Die Altenheime versuchen daher, sich mit den bestehenden Maßnahmen auf den kommenden Corona-Winter vorzubereiten. "Wir haben bereits im Herbst und Winter mit steigenden Zahlen gerechnet und deshalb frühzeitig mit umfangreichen Maßnahmen begonnen", sagt Bernhard Rössler, der Pressesprecher von Orpea Deutschland. Das Unternehmen hat 191 Pflegeheime in 15 Bundesländern und kämpft unter anderem mit der Tatsache, dass die Vorschriften von Bundesland zu Bundesland unterschiedlich sind. Das macht es schwierig, das Ziel zu erreichen: "Wir wollen die Bewohner schützen, aber gleichzeitig den Besuch und das gemeinsame Leben nicht zu sehr einschränken", sagt Rössler.

Um eine erneute Isolierung der älteren Bevölkerung zu vermeiden, hoffen viele Pflegeheime auf die Auffrischungsimpfung - sie könnte einen weiteren Schutz bieten. Daten aus Israel zeigen, wie sich ein Land aus einer Welle boostern kann. Bei Menschen über 60 Jahren, die nur zwei Impfungen erhalten hatten, gab es zehnmal mehr Infektionen als bei Gleichaltrigen, die bereits geboostert wurden. Auch die Zahl der schweren Verläufe geht zurück: Zweifach Geimpfte haben ein 20-mal höheres Risiko, im Krankenhaus zu landen als dreifach Geimpfte.

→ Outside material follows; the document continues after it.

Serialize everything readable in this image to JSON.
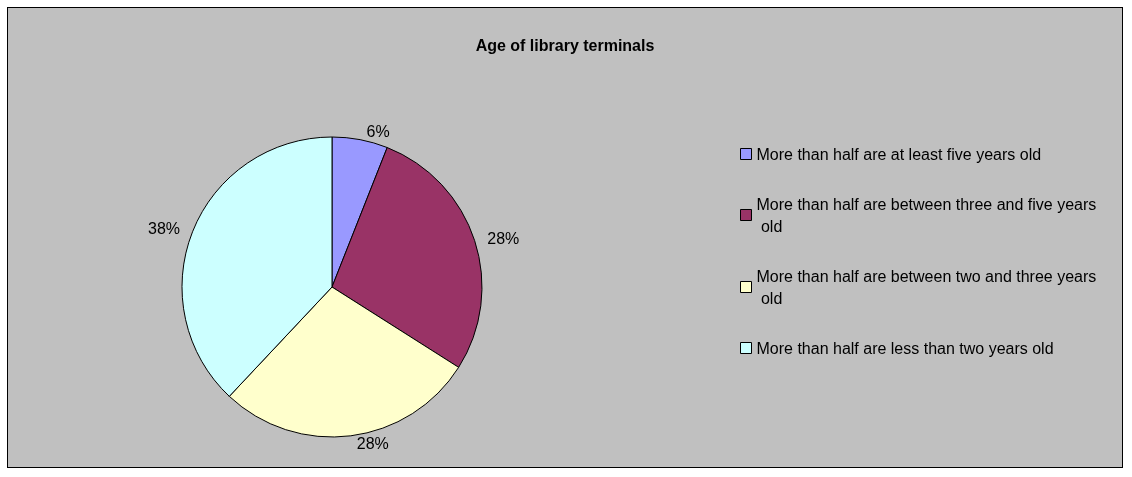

Die Pflegeheime versuchen händeringend, alle so schnell wie möglich zu boostern. Aber es scheint nicht schnell genug zu gehen: Das Pflegeheim in Brandenburg stand kurz vor der Boosterwoche, als die Corona-Infektionen ans Licht kamen. Wäre man nur ein paar Tage früher dran gewesen, wäre es vielleicht nicht zu der tragischen Situation gekommen.

Bleibt nur noch die Impfpflicht?

Der Virologe Alexander Kekulé sagt im Interview mit ntv.de, dass "die Kampagne für die Booster-Impfung zu lange auf sich warten" lasse. Die Todesfälle in Brandenburg würden zeigen, dass es nicht mehr ausreiche, "bei den Impfungen für Pflegekräfte auf Freiwilligkeit zu setzen". Deshalb habe er seine Meinung über eine Impfpflicht geändert. Angehörige medizinischer und pflegerischer Berufe, die häufig Kontakt zu Risikopatienten haben, müssten entweder geimpft werden oder sich "an eine andere Stelle versetzen lassen, wo sie mit Vulnerablen keinen häufigen Kontakt mehr haben", sagt der Virologe bei ntv.de.

Eine Impfung ist kein 100-prozentiger Schutz gegen einen Corona-Ausbruch. "Wir müssen jede Schutzmaßnahme nutzen, die sinnvoll ist", meint auch Reintjes. "Wenn ich anderen Menschen beruflich helfen will, muss ich in erster Linie diesen Menschen helfen. Die Impfung kann helfen, aber sie ist keine Garantie", sagt er weiter. Sie ist aber ein wichtiger Baustein, ohne den es sehr schwer sein wird, den Corona-Winter ohne tägliche Schlagzeilen wie "Wieder Corona-Todesfälle in Pflegeheimen" zu überstehen.